January 2021
tl;dr: predict BEV semantic maps from a single monocular video.
Overall impression
Previous SOTA PyrOccNet and Lift splat shoot studies how to combine synchronized images from multiple cameras into a coherent 360 deg BEV map. BEV-feat-stitching try to stitch monocular video into a coherent BEV map. This process also requires knowledge of the camera pose sequence.
The mapping of the intermediate feature map resembles that of feature-metric mono depth and feature-metric distance in 3DSSD.
To be honest the results do not look as clean as PyrOccNet. Future work may be to combine these two trends, from both BEV-feat-stitching and PyrOccNet.
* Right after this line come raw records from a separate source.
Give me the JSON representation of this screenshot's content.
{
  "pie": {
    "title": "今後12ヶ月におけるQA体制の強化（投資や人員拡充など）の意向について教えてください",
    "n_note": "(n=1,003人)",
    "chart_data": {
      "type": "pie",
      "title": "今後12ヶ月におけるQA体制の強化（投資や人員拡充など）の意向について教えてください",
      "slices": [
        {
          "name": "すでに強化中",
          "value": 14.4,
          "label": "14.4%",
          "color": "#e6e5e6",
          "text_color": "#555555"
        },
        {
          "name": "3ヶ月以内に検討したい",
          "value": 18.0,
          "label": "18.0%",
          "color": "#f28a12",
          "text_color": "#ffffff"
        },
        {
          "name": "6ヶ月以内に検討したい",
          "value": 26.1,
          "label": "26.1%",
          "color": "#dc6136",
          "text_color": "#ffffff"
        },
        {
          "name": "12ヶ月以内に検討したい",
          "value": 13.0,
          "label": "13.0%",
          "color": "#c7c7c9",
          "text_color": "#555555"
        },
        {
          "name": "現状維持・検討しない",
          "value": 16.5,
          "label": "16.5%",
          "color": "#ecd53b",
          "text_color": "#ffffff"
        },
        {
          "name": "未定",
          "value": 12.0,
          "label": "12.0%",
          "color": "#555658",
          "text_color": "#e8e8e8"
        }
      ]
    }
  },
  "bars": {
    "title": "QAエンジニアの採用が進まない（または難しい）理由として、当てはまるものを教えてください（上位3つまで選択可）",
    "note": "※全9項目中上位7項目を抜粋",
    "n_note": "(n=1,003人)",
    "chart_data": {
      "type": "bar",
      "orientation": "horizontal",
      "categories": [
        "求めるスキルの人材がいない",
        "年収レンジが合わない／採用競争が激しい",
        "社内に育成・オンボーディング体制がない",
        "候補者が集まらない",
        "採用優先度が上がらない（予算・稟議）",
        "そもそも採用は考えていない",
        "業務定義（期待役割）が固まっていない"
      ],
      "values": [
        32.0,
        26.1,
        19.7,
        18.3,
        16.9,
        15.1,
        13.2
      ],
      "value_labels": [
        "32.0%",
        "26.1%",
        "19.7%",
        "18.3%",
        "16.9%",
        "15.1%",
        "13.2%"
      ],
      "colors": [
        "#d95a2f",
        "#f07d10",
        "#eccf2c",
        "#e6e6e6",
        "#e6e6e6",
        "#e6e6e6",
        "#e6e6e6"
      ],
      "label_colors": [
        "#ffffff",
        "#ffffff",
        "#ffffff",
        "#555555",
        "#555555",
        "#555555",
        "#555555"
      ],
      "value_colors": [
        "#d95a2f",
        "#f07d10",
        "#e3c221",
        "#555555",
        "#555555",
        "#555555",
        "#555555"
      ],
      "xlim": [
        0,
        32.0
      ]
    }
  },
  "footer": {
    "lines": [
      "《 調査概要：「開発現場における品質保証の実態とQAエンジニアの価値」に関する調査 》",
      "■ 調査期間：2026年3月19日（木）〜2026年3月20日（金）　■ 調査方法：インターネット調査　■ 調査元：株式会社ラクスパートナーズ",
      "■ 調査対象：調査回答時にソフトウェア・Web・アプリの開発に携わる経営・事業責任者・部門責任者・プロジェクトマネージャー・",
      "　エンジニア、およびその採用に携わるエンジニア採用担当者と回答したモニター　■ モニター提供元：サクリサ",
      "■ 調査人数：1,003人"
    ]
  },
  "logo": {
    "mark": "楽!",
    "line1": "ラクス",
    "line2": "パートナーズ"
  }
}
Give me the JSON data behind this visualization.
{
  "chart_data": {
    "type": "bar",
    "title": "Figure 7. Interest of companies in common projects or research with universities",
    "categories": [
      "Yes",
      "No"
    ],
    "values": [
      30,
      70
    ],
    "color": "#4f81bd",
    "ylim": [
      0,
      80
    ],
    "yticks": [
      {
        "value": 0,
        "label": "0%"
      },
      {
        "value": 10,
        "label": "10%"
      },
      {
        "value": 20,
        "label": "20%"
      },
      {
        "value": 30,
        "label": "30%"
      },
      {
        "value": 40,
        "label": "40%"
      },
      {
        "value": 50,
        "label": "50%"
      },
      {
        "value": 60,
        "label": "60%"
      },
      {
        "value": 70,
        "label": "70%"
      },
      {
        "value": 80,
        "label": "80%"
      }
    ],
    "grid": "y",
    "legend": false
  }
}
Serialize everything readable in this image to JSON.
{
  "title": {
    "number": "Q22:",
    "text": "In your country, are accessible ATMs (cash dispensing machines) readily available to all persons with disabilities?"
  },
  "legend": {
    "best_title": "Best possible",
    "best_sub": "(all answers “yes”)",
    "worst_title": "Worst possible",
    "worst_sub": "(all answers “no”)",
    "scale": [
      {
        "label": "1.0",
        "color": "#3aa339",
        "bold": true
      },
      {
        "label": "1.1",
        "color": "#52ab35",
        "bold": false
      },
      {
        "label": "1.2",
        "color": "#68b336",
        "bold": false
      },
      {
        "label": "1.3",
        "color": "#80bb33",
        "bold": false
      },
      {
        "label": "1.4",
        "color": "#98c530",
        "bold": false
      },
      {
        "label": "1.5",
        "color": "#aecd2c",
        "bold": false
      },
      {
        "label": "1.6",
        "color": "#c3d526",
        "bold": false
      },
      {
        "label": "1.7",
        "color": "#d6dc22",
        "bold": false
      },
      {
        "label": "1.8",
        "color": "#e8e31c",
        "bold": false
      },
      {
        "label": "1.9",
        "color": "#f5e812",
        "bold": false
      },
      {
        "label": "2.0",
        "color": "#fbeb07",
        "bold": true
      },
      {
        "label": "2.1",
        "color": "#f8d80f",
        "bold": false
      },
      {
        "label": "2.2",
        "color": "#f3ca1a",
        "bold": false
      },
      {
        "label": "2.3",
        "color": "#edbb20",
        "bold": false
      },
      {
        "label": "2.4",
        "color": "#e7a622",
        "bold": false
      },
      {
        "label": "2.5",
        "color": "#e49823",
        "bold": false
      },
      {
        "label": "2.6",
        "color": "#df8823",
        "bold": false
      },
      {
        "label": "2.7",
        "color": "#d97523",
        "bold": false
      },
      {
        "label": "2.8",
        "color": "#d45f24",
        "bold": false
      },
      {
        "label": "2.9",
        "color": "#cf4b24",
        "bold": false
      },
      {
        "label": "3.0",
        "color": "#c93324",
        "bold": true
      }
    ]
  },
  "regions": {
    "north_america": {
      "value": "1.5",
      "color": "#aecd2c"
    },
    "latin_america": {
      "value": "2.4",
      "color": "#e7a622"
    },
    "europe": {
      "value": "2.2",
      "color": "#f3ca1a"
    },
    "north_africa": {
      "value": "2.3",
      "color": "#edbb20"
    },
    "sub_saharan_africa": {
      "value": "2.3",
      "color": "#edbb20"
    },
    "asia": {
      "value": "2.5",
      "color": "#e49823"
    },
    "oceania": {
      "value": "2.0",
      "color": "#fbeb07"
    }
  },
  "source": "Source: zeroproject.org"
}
This paper has a follow-up work STSU for structured BEV perception.
Key ideas
- Takes in mono video as input
- BEV temporal aggregation module
- Project the features to BEV space
- BEV aggregation (BEV feature stitching) with camera pose.
- Aggregation is done in a unified BEV grid (extended BEV)
- Intermediate feature supervision in camera space with reprojected BEV GT
- Single frame object supervision
- Multiple frames static class
Technical details
- 200x200 pixels, 0.25 m/pixel, 50m x 50m
- The addition of dynamic classes helps with the static classes.
Notes
- The evaluation is still in mIoU, treating the problem as a semantic segmentation issue. However we perhaps should introduce the idea of instance segmentation for better prediction and planning.
- Stitching may have some noise with extrinsics and pose estimation and deep learning helps smooths this out.